The proposed HNH tries to improve the retrieval performance mainly by constructing the high-order affinity matrix and introducing the common representation. To validate the effectiveness of two strategies, we investigate two variants of HNH, i.e., ‘HNH-1’, ‘HNH-2’. Detailedly, we use ‘HNH-1’ to represent the variant which does not consider nonlocal-view relationships in the similarity matrix construction, only adopting low-level affinity matrix S = γA_x + (1 − γ)A_y as the supervision. We remove the the common representation U from the proposed HNH to constitute ‘HNH-2’ which final objective function is \(\mathcal {J} = \alpha \|\widetilde {\mathbf {S}}- \mathbf {B}_{\mathbf {x}}^{T} \mathbf {B}_{\mathbf {x}}{\|}_{F}^{2} + \beta \|\widetilde {\mathbf {S}}- \mathbf {B}_{\mathbf {y}}^{T} \mathbf {B}_{\mathbf {y}}{\|}_{F}^{2} + \lambda \|\widetilde {\mathbf {S}}- {B}_{\mathbf {x}}^{T} \mathbf {B}_{\mathbf {y}}{\|}_{F}^{2}\). We conduct experiments on MIRFlickr-25K dataset and measure the corresponding performance with mAP. The results are reported in Table 3. It can be seen that without one of the components, the performance of the proposed method decreases, which means both components make contributions to improve retrieval accuracy. In addition, these variants all perform better than all of the compared methods in previous experiments, demonstrating the superiority of our method.

Table 3 The ablation comparison among different variants of HNH on MIRFlickr-25K

4.4.4 Parameter sensitivity analysis

There are several parameters that may influence the performance of the proposed HNH. To analyse this, we conduct experiments on MIRFlickr-25K. The MAP curves of the case with 128 bits by varying α,β, λ and γ are plotted in Figure 5. Specifically, the mAP value increases with α increasing from 1 to 20, then the performance remains stable.
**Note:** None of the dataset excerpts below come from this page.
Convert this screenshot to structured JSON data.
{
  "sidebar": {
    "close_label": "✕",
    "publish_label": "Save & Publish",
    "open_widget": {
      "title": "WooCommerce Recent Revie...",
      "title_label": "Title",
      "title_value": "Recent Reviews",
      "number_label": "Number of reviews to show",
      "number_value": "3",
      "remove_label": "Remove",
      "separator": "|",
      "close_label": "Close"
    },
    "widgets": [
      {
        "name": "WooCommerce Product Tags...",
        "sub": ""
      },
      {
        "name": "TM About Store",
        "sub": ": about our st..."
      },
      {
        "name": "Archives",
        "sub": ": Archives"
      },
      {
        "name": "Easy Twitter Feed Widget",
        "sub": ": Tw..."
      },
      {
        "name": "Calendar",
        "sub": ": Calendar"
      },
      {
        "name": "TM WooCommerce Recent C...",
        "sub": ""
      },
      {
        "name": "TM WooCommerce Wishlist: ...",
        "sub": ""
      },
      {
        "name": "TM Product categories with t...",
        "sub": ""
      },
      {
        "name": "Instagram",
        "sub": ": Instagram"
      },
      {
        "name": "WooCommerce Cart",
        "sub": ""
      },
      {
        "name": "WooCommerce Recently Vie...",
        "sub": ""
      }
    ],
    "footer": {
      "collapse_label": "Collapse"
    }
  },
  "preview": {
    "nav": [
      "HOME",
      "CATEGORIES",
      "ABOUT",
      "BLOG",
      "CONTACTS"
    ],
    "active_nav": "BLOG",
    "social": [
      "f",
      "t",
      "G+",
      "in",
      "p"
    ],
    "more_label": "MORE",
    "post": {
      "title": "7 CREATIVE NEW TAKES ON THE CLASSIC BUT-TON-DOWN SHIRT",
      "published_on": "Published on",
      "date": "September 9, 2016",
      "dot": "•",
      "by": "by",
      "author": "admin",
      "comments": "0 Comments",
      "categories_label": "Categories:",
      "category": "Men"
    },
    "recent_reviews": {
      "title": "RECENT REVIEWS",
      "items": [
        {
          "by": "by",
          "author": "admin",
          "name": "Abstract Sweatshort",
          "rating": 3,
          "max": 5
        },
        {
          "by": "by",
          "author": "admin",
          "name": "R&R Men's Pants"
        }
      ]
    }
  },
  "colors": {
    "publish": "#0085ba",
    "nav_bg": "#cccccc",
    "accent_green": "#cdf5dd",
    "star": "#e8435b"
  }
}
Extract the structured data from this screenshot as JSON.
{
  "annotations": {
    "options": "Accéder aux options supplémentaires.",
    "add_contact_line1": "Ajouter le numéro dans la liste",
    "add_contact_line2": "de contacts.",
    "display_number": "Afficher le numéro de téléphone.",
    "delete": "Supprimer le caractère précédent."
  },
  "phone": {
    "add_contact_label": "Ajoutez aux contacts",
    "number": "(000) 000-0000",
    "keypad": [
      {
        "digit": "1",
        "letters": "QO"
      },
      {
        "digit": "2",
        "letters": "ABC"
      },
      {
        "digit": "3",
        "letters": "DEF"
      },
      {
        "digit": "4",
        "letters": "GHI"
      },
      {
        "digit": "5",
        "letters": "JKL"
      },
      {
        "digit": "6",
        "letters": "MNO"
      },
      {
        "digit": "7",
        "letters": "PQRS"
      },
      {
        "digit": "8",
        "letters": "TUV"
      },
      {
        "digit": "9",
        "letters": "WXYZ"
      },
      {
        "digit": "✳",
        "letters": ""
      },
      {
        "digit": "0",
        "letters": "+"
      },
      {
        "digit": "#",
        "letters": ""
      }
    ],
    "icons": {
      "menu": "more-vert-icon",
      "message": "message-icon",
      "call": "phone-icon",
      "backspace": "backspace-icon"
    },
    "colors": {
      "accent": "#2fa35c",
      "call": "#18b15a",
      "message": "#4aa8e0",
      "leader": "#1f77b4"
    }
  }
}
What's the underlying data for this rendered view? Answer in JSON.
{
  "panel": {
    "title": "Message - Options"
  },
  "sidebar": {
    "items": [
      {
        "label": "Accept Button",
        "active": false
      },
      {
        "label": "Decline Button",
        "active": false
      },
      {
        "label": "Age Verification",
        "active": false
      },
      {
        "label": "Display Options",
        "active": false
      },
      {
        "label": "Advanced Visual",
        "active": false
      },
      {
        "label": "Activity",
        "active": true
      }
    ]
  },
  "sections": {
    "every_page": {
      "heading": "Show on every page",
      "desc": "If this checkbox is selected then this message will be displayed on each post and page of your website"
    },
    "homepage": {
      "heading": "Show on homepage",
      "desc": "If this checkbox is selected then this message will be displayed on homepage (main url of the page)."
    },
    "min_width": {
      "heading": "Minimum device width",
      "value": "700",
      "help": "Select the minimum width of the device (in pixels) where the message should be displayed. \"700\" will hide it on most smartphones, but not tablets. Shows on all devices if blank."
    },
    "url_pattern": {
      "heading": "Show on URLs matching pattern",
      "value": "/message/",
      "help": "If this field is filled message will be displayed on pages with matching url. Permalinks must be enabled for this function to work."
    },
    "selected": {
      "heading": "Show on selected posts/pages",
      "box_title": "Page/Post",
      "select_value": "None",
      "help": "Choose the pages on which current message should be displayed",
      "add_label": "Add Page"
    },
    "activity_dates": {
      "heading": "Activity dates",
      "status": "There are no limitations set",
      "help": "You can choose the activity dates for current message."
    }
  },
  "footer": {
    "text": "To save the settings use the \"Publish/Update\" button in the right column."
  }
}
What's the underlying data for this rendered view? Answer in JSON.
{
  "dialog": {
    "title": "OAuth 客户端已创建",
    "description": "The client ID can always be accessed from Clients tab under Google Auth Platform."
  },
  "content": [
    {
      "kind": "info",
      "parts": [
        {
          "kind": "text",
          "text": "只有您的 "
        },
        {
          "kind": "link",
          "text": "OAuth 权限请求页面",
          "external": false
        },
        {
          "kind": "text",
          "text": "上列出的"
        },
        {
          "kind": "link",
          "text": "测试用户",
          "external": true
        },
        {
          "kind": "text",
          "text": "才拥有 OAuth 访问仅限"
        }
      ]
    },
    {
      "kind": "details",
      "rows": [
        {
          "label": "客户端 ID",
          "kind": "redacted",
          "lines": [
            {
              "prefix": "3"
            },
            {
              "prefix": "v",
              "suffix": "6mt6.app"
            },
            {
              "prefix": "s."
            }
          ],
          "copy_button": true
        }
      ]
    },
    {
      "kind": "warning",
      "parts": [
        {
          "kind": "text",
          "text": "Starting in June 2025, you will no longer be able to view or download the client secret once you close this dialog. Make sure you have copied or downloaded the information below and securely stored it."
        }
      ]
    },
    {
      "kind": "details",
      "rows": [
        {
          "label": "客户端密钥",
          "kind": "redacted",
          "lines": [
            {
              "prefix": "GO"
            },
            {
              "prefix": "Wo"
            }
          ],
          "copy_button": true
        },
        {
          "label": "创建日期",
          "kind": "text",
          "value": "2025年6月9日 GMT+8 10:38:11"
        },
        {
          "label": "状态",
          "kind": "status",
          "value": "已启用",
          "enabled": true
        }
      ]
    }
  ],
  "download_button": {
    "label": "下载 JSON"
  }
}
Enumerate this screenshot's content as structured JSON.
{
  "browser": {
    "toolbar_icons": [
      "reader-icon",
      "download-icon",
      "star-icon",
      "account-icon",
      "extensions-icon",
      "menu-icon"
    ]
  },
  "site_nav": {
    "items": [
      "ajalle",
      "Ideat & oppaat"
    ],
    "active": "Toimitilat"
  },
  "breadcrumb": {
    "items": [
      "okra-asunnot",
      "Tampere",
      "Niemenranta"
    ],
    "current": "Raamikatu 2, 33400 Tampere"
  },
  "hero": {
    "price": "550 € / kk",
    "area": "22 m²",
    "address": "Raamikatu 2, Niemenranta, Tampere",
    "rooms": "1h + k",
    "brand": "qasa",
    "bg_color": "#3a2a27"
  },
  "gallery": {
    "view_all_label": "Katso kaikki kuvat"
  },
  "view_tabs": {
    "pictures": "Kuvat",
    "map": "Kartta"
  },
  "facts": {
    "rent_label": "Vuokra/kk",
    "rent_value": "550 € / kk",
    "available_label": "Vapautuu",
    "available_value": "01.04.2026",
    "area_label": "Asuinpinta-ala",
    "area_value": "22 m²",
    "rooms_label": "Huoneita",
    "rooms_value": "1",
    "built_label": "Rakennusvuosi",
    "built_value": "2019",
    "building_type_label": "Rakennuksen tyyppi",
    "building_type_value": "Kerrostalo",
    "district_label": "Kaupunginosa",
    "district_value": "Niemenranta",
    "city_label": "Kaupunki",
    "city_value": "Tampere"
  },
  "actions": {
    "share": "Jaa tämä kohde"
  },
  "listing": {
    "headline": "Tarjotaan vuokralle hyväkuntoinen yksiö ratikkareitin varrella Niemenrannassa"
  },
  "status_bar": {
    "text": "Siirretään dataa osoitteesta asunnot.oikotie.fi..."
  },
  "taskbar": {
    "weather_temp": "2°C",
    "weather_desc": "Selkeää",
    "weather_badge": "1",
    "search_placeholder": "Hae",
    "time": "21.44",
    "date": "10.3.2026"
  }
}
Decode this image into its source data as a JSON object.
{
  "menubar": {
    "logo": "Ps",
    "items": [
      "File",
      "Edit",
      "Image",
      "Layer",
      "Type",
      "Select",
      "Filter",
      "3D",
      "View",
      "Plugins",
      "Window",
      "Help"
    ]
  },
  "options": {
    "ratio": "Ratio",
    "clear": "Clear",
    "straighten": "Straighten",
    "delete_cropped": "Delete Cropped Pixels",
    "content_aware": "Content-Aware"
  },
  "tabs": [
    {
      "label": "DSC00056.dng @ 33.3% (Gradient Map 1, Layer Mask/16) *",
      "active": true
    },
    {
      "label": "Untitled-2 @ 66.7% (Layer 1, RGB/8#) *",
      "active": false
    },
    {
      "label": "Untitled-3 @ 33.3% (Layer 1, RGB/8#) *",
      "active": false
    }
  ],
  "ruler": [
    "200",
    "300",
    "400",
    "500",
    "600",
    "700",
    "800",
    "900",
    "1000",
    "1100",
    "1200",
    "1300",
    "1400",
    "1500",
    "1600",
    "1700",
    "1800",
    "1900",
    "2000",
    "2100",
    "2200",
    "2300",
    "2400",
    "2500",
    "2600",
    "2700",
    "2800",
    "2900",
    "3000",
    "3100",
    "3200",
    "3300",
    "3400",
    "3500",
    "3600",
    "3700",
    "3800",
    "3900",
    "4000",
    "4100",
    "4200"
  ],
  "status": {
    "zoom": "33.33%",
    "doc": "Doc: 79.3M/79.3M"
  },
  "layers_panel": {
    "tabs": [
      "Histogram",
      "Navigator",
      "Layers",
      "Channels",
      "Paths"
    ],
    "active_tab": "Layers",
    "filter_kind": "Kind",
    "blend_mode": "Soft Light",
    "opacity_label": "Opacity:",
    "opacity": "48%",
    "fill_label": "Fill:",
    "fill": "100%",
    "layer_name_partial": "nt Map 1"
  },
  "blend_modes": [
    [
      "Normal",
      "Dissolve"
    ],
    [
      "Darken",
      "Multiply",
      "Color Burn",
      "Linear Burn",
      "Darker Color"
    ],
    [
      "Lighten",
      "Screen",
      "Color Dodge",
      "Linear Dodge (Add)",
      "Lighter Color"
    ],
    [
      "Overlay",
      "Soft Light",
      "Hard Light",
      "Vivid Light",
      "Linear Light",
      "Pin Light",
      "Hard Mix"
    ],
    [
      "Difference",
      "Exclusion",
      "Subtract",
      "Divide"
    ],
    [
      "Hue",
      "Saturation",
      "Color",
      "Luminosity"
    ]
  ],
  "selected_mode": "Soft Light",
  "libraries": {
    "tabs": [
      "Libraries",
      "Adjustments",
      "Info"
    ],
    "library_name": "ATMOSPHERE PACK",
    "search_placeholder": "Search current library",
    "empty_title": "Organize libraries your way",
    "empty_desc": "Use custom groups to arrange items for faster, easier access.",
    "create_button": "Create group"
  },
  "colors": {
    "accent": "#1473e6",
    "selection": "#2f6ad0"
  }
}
The mAP value decreases rapidly when β is larger than 5. As for λ, our method achieves promising results when λ ranges from [0.01,1], then it declines. γ controls the weight of the two similarity matrices of two modalities, we can see that our method can achieve the best overall performance when γ is larger than 0.6. In addition, when γ = 1 and γ = 0 which means we only use \(\widetilde {\mathbf {A}}_{\mathbf {x}}\) and \(\widetilde {\mathbf {A}}_{\mathbf {y}}\), respectively, the performance is inferior compared to our integrated method but it is still better than other compared methods, which demonstrates the effectiveness of the proposed HNH and shows that integrating information form different modalities during similarity construction is valid.

Fig. 5

Sensitivity analysis of parameter α, β, λ and γ with 128-bit on MIRFlickr-25K

4.4.5 Visualization

In Figure 6, we present examples of top 10 retrieval results on MIRFlickr-25K. The correct searched data is marked in green while the incorrect results are in red. From the results, we can see that given queries, the proposed HNH can return relevant data that shares the same label with high probability. Despite a few irrelevant data returned (e.g., ‘lion’ for the first query), these returned irrelevant data appears visually similar to the correct retrieved data.

Fig. 6

Example retrieval results

5 Conclusion

In this paper, we propose a novel deep unsupervised method, i.e., High-order Nonlocal Hashing (HNH) for cross-modal retrieval. We focus on capturing high-order supervisory signals to facilitate searching across various modalities. For this purpose, apart from capturing local similarity information, the relation between samples in an overall point of view is also taken into consideration. On this basis, we further leverage the complementary advantages of multi-modal data to build a unified similarity matrix which potentially carries comprehensive semantics. In addition, a common space representation is introduced to establish connections between different modalities, which helps to eliminate the modal discrepancy. Finally, by preserving similarity among image, text, and common space representations, we can learn high-quality binary codes and effective hash functions. Extensive experiments with excellent results demonstrate the superiority of the proposed HNH in cross-modal retrieval tasks.